L'IA nella ristorazione

    Adozione dell’AI nella ristorazione: benchmark e tassi di crescita in Europa 2025

    Rapporto benchmark sull’adozione dell’AI nella ristorazione in Europa 2025: dati per paese, segmento e caso d’uso basati su Eurostat, CBS e dati HorecaHub.

    Martin JurresMartin JurresCCO di HorecaHub.ai 15 June 2026 6 min leestijd
    AI adoptie horeca Europa cinematic closeup van laptop met grafiek op donkere restauranttafel

    Tutti parlano di adozione AI ristorazione Europa, ma pochi mettono i numeri uno accanto all’altro. In questo rapporto benchmark presento i dati di adozione per paese, per segmento e per caso d’uso, basati su dati pubblici di Eurostat, CBS, federazioni di settore e sul nostro dataset HorecaHub anonimizzato.
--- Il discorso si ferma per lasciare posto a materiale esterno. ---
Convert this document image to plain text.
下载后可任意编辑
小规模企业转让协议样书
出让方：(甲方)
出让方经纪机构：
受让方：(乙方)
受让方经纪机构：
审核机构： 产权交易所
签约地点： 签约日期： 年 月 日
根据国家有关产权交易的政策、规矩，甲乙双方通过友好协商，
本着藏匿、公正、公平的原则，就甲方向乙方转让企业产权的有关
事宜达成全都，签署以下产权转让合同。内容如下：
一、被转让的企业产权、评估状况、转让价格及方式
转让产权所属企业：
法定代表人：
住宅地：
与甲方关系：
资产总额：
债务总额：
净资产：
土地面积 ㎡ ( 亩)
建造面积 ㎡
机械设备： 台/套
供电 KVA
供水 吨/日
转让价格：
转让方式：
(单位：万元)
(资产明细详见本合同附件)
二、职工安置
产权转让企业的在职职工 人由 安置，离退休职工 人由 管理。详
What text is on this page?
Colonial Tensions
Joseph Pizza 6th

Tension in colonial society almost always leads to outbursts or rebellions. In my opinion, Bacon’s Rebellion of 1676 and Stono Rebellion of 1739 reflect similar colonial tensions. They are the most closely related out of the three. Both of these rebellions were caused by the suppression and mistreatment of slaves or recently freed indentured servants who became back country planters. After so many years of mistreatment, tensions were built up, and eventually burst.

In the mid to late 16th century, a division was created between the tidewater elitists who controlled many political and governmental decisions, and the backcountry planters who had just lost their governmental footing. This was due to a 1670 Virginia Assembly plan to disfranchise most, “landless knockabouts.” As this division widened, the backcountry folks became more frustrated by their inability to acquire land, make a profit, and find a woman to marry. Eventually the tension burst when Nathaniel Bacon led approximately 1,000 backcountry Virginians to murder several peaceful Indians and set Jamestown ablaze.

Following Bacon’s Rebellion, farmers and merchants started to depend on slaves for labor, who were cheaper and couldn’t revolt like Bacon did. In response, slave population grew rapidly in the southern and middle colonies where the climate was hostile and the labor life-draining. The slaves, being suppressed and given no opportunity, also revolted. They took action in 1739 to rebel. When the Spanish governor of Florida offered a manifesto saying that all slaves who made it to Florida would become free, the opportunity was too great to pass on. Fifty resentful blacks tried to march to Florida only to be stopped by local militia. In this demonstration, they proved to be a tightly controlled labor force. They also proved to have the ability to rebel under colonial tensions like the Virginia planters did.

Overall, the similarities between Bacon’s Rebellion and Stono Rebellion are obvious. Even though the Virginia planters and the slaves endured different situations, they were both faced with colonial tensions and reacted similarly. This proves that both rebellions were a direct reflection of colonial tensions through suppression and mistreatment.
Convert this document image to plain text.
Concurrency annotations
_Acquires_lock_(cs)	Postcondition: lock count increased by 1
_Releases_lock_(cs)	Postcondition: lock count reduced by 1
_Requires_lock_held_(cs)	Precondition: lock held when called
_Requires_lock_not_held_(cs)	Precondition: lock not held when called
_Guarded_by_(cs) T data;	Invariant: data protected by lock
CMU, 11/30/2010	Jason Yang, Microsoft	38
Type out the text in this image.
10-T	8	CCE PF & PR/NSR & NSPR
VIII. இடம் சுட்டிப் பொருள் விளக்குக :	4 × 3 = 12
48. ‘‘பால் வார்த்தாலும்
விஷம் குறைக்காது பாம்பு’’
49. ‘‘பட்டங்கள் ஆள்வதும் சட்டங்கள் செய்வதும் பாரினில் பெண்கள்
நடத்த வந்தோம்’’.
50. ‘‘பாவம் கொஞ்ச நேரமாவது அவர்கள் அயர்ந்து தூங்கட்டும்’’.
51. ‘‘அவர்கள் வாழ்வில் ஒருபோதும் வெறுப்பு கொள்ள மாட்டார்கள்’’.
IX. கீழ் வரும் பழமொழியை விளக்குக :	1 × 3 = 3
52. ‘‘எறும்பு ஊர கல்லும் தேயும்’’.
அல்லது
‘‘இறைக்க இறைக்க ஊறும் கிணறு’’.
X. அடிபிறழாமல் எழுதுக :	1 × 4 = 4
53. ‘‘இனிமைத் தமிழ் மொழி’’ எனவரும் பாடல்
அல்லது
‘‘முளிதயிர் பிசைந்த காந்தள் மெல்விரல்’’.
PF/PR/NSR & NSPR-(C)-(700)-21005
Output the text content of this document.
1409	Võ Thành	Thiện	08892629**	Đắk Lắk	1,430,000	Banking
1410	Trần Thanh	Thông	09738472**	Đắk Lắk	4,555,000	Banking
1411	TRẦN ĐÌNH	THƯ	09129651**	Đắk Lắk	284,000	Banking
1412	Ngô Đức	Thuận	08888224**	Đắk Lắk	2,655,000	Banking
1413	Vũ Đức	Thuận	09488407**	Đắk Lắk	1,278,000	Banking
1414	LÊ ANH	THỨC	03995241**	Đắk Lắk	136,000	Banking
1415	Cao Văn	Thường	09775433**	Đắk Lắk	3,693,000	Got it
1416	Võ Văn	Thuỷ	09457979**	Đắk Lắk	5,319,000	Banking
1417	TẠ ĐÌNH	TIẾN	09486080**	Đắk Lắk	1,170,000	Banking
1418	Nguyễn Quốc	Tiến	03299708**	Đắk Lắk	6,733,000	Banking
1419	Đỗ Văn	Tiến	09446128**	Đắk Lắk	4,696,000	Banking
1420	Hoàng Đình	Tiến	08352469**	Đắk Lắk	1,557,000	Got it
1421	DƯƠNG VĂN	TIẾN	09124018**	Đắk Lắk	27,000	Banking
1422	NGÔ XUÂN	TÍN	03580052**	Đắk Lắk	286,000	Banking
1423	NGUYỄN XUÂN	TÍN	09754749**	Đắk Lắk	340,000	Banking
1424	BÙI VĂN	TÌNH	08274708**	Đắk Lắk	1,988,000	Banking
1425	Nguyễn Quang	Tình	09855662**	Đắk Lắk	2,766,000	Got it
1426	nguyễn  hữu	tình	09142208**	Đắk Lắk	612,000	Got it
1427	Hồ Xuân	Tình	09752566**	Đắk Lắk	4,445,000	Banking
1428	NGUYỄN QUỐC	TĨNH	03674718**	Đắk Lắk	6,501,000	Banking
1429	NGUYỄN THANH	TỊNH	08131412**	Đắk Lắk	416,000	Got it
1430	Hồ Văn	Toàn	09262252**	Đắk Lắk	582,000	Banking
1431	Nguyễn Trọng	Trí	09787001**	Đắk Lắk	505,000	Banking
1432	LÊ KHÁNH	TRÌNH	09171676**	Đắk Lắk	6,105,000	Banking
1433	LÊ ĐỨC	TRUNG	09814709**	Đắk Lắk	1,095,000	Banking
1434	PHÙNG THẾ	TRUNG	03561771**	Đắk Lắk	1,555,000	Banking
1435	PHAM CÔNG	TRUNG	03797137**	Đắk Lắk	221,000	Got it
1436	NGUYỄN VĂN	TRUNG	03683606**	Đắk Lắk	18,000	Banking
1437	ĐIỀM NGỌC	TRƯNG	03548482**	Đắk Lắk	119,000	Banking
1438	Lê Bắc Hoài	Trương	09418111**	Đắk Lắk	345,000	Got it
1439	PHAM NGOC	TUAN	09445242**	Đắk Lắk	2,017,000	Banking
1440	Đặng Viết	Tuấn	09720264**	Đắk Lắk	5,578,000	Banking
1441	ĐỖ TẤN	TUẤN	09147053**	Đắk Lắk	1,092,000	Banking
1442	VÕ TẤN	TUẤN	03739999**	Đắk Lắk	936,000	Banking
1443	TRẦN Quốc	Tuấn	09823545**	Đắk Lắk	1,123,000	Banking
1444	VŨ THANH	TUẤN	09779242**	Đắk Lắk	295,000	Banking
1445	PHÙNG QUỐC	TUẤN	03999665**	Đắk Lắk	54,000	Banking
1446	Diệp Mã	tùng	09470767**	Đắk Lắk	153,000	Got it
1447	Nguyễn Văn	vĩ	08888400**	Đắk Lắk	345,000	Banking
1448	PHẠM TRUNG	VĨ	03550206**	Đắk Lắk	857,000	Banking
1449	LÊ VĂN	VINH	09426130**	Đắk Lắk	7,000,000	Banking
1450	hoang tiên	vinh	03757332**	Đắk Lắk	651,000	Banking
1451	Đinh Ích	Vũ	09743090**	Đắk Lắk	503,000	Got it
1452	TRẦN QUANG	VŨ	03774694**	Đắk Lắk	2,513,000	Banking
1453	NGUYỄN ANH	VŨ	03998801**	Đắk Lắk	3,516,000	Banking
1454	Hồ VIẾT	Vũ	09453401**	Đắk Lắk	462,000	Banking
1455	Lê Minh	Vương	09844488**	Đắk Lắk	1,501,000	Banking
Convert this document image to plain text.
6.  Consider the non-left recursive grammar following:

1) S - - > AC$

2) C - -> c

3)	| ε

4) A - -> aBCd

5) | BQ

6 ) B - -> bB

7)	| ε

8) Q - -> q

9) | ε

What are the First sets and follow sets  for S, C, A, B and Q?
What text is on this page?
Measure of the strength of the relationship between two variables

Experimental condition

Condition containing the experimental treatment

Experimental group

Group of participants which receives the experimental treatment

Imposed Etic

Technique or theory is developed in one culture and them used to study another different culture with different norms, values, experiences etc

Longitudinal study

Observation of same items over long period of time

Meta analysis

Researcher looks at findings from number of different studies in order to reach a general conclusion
Nessuna promessa di marketing, solo numeri utili per imprenditori, investitori o franchisor.

    Chi vuole prima vedere il contesto più ampio può consultare la nostra soluzione telefonica AI, la guida completa all’automazione nella ristorazione e la pillar sulla telefonia AI per ristoranti 2026. Per una conversazione sul tuo segmento specifico puoi prenotare tramite contatto.

    Una breve osservazione iniziale: nella nostra base clienti abbiamo visto tra Q1 2024 e Q1 2026 la quota di ore AI attive al giorno aumentare da una media di 3 ore per sede a oltre 14 ore. Non è più un esperimento, è realtà operativa.

    Cosa intendiamo per adozione dell’AI nella ristorazione?

    Per adozione AI ristorazione Europa in questo rapporto intendiamo: uso attivo dell’AI per il contatto con i clienti (telefono, email, chat), gestione delle prenotazioni, analisi dei dati degli ospiti o personalizzazione del menu. Non una semplice scheda ChatGPT sul laptop del manager, ma sistemi integrati che fanno parte strutturale della gestione aziendale. È una definizione più rigorosa rispetto a molti report di settore, ed è per questo che i nostri dati di adozione sono leggermente più bassi rispetto a studi di mercato più ottimistici.

    Quadro generale: quante aziende della ristorazione in Europa usano l’AI?

    Sulla base dei dati Eurostat sulle tecnologie digitali nelle aziende UE, nel 2025 circa il 19 percento delle aziende della ristorazione europee utilizza almeno un’applicazione AI in modo strutturale. È quasi un raddoppio rispetto all’11 percento del 2023. La crescita è soprattutto tra le aziende con 10–49 dipendenti, quindi ristoranti di medie dimensioni e boutique hotel: qui l’adozione è passata dal 14 al 31 percento.

    Tra le imprese individuali e le attività con meno di 10 dipendenti l’adozione è ancora al 12 percento. Non perché l’AI sia troppo costosa, ma perché spesso manca il tempo per implementarla. Per questo gruppo una piattaforma Agentic AI pronta all’uso è più interessante rispetto a componenti separati.

    AI adoptie horeca Europa closeup van Europese koffiekop op marmeren bar met kaart op achtergrond
    AI adoptie horeca Europa closeup van Europese koffiekop op marmeren bar met kaart op achtergrond

    Adozione per paese: dove l’Europa è più avanti?

    Top 5 paesi per adozione AI ristorazione Europa (2025):

    • Paesi Bassi: 27 percento
    • Estonia: 26 percento
    • Danimarca: 24 percento
    • Svezia: 22 percento
    • Germania: 21 percento

    Sotto la media UE troviamo Italia (14 percento), Spagna (15 percento), Francia (17 percento) e Polonia (13 percento). I dati del dashboard CBS sulla digitalizzazione nei Paesi Bassi confermano perché i Paesi Bassi sono in testa: la carenza di personale più alta nell’UE costringe gli imprenditori ad automatizzare. La necessità è un motore più forte dell’entusiasmo.

    Suggerimento pratico: non guardare solo alla media nazionale, ma al tuo segmento nella tua città. Ad Amsterdam l’adozione dell’AI negli hotel supera il 40 percento; in un piccolo comune del Limburgo è più vicina all’8 percento.

    Adozione per segmento

    Le differenze tra i segmenti della ristorazione sono maggiori rispetto a quelle tra paesi. Gli hotel sono in testa con il 34 percento, spinti dalle esigenze di reception 24/7 e dalla presenza di ospiti internazionali. Seguono i ristoranti quick-service (28 percento), il fine dining (21 percento), caffè e bar (12 percento) e le lunchroom (9 percento). Il catering e le aziende di catering sono al 17 percento.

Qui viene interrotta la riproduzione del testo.